White House Press Secretary and Communications Director Sean Spicer got a rude surprise when he tried to use the pop culture magazine Us Weekly as a punchline on Twitter by implying it wouldn't have any useful information to offer about the market.
In response, the Us Weekly social media team, using the nickname derived from Melissa McCarthy's portrayal of Spicer on NBC's "Saturday Night Live," schooled the Trump administration official both on the perils of making assumptions and on low-cost index funds, a time-honored way for investors to approach the market.
The magazine tweeted, "Thanks, Spicey! @usweekly does not recommend investing in individual stocks. Stick with a broad mix of low-cost index funds."

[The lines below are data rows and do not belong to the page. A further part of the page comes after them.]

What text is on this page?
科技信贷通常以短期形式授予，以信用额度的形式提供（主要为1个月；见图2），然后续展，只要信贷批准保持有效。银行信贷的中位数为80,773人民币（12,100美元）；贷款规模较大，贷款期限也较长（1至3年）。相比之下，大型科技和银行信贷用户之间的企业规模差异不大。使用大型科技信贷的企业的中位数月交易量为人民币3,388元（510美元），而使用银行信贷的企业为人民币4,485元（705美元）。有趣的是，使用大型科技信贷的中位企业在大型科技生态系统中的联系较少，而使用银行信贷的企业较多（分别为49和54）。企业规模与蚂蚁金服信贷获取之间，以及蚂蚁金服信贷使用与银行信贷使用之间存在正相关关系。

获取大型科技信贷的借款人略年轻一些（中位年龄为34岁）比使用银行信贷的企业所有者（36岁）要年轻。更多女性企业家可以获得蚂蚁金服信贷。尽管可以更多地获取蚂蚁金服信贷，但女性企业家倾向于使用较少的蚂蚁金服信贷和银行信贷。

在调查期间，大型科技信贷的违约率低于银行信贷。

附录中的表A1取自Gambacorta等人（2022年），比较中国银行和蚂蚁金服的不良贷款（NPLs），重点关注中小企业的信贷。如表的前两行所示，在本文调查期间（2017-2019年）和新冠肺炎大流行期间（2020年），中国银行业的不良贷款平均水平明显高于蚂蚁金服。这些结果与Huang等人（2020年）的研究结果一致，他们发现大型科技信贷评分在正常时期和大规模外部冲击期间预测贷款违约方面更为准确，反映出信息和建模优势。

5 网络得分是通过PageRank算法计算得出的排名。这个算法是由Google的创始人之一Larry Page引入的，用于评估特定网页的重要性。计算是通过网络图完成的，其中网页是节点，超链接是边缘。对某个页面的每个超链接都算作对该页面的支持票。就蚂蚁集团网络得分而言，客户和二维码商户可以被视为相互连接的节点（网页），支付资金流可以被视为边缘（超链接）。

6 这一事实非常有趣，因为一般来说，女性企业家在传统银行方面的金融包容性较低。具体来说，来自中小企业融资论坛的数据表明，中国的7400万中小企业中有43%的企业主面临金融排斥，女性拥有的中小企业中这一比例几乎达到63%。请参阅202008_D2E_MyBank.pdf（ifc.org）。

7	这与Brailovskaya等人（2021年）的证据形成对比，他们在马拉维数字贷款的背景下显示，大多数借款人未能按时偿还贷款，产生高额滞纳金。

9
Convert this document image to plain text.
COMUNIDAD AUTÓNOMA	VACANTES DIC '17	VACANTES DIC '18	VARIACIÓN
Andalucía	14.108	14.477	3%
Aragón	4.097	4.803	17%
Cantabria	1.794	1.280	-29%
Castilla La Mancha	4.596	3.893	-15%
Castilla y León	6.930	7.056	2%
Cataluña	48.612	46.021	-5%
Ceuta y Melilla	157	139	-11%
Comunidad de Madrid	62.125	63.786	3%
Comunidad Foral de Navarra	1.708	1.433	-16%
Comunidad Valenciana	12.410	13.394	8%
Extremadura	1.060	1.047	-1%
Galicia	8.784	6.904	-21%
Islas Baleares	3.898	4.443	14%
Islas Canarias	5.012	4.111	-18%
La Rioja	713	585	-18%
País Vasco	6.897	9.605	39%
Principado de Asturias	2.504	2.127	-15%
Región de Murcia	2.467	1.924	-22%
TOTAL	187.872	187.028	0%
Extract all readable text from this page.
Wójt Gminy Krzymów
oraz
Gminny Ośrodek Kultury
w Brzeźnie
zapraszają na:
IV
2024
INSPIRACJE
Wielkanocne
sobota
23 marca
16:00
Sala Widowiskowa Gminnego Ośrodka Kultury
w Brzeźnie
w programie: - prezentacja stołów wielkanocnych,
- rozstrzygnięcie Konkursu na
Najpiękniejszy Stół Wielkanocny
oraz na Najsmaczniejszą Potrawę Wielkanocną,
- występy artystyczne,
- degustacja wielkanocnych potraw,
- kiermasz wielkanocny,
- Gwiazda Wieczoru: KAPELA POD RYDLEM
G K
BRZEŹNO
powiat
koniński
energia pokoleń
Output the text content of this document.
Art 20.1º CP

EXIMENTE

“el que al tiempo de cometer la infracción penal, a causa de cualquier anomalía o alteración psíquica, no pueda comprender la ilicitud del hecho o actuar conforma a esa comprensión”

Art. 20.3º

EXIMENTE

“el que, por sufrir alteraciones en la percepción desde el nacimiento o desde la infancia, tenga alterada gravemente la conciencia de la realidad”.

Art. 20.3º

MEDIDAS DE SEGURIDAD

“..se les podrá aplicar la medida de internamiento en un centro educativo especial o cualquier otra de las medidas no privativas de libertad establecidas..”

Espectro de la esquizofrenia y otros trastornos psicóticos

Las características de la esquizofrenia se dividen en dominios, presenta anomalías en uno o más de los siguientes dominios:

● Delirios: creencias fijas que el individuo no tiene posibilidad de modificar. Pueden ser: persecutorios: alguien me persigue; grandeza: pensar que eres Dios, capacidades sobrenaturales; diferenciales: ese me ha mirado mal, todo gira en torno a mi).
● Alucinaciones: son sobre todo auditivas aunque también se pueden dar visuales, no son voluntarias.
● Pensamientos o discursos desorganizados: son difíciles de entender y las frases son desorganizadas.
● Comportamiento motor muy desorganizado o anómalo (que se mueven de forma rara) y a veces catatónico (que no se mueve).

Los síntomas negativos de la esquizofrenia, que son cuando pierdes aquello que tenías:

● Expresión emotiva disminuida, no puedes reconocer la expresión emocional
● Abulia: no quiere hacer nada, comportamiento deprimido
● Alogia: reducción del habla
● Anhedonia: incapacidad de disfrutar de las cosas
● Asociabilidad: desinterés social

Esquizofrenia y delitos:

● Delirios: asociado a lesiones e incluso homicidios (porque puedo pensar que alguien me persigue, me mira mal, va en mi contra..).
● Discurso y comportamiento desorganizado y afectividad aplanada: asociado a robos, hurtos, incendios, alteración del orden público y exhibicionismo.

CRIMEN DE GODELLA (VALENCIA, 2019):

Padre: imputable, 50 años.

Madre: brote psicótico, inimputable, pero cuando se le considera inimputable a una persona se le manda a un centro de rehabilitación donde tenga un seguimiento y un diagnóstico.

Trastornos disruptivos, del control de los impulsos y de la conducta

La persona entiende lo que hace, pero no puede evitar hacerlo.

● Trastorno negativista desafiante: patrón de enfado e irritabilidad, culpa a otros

Index funds are diverse, representative bundles of stocks indexed to the market or a segment of it. Forty years ago, John Bogle launched the first one, and after his idea of passive, low-cost investing went from revolutionary to mainstream, he founded the popular investment company Vanguard.
CNBC reported in January that investors are increasingly following the low-maintenance Bogle / Us Weekly model: "Investors bailed on actively managed funds in record numbers during 2016, preferring the reliability and low costs of index funds over taking a chance on finding a stock picker who could beat the market."
And no less an eminence than billionaire Warren Buffett "has long-championed buying index funds instead of actively managed funds," because they tend to produce consistent returns.
Along with paying down debt and tracking your spending, learning how to invest even small sums is one of the quickest, easiest and most important things you can do with your money. By inspiring Us Weekly to broadcast that helpful hint about index funds to its 2.15 million followers, Spicer may have unintentionally prompted multitudes of people to finally call Vanguard.